Should The Complacent Class Be Called The Fearful Class?

by Barkley Rosser  (originally from Econospeak)

Should The Complacent Class Be Called The Fearful Class?

Tyler Cowen has published his most successful book yet, The Complacent Class, now on the Washington Post nonfiction bestseller list and getting reviewed by everybody from The Economist to the New York Times and on.  It is the Book de Jour that all are commenting on one way or another.  Is America declining because so many of its people have become complacent?  (Shame on them.)

The book has much to offer.  It is chock  full of many interesting facts, although many of them Tyler has publicized at one point or another on his blog, Marginal  Revolution.  He even pushes some newly fashionable ideas that have been in the dark for too long, such as a sort of cyclical theory of history.  And he certainly makes the case that there are lots of trends that seem to show the American people not being as energetic or adventurous as they used to be, with headline data including reduced interstate migration, reduced changing of jobs, reduced patenting, and reduced entrepreneurial startups, among other things.  He does note some external matters that may be adding to some of this, with building codes and land use restriction in economically dynamic urban areas a big culprit as it makes it harder for many to take advantage of the high paying jobs in those areas.  He has also noted that we may be running out of new scientific knowledge to learn or discover, which makes it harder to find dramatic things to patent, and indeed he wrote a previous book about this, blaming this as a major reason for secular stagnation.

But the big question is whether the title is an accurate representation of what is in the book, which has come up in a series of inconclusive blogposts about “Who is the Complacent Class?”  Frankly, it is not clear  that there is one, or if there is one, they are not the people who are responsible for the data he puts forth as supposedly claiming there is one.  If there is a complacent class in the US, it is the top 1 or 2 percent of the wealth and income distribution, who get lots of attention, but who are not the people who are not moving across state lines or changing jobs.  That is going on in the other 98 percent mostly.

That great mass of the population is not complacent at all, as the election of Donald Trump shows.  They are fearful.  They are the Fearful Class.  Real wages have been stagnant for a good 40 years, basically since the time that the distribution of income began to become more unequal again.  This has been offset partly by the rise of double income households, but this phenomenon can be seen as the main reason why interstate migration has fallen.  When there is only one breadwinner in the household, then the family will move when that person gets offered a better job out of state. But when there are two, a possible promotion/raise for one may mean the loss of income from the other losing their job without necessarily being able to find a comparable one in the new location.  And such a move with such a failure can lead to the breakup of the family as well.

This flatness of wages also is obviously behind the decline of job changing. That has long been the path for raising one’s income, but as wages do not grow, the availability of such better opportunities declines.  Another aspect of this is the worsening situation regarding pensions.  We have seen a long term shift from defined benefit pensions to defined contribution pensions, which shifts costs to workers from employers.  Given that the benefits then depend on the future stock market and other such noncertain matters, this reduces security and complacency and has many people approaching retirement more fearful.  It is fear, not  complacency, that holds people in their jobs and in their states.

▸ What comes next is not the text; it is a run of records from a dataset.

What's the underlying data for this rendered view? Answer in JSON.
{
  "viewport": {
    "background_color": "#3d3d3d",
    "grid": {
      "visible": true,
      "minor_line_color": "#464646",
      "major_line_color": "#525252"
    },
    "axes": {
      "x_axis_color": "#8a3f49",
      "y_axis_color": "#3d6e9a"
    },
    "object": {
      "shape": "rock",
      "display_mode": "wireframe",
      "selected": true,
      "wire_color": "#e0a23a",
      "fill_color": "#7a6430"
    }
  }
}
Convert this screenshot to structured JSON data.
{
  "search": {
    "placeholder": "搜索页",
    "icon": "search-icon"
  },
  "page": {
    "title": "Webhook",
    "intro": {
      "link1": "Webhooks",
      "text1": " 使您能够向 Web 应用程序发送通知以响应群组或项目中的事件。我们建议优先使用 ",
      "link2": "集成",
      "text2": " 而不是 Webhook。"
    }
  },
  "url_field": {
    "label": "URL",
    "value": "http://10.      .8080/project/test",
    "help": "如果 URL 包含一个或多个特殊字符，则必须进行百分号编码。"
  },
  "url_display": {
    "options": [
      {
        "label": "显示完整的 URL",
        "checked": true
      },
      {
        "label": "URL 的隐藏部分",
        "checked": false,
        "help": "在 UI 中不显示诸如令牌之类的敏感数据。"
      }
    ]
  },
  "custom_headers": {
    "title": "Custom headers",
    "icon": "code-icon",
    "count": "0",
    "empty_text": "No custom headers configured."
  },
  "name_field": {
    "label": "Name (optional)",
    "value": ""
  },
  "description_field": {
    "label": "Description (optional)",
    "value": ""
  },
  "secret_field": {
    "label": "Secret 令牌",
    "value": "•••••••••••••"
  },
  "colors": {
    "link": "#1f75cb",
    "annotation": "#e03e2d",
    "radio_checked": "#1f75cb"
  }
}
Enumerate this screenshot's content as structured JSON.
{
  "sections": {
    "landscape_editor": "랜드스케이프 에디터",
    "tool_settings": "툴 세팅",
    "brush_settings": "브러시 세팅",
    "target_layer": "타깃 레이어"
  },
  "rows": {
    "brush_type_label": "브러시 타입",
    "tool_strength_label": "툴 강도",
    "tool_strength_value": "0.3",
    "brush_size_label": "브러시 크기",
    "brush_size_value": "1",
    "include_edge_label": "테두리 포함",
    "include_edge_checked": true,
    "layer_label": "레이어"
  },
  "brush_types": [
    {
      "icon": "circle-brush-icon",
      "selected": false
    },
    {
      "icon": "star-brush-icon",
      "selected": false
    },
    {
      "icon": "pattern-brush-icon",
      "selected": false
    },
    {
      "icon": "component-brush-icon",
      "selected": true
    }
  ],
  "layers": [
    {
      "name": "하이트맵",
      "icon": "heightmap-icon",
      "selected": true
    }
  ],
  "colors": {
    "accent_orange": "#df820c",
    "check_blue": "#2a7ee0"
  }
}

One area where Tyler might have a point is the decline of startups.  However, a close examination of  this data shows that the main decline of startups has been since the advent of the Great Recession, with this decline looking like it has bottomed out and may be reversing.  Of course one can argue about whether this is a chicken or egg situation.  Was the decline of startups due to the Great Recession or did it aggravate it and add to the tendency of secular stagnation?  Probably both are true, but this again cannot be blamed on some outbreak or even long term increase in complacency by whomever (although maybe this is that top group getting complacent).  Rather this looks more like rational fear: when the economy is tanking the prospects for successfully starting a new business look worse.  Again, it looks like we are dealing with fear far more than we are dealing with complacency.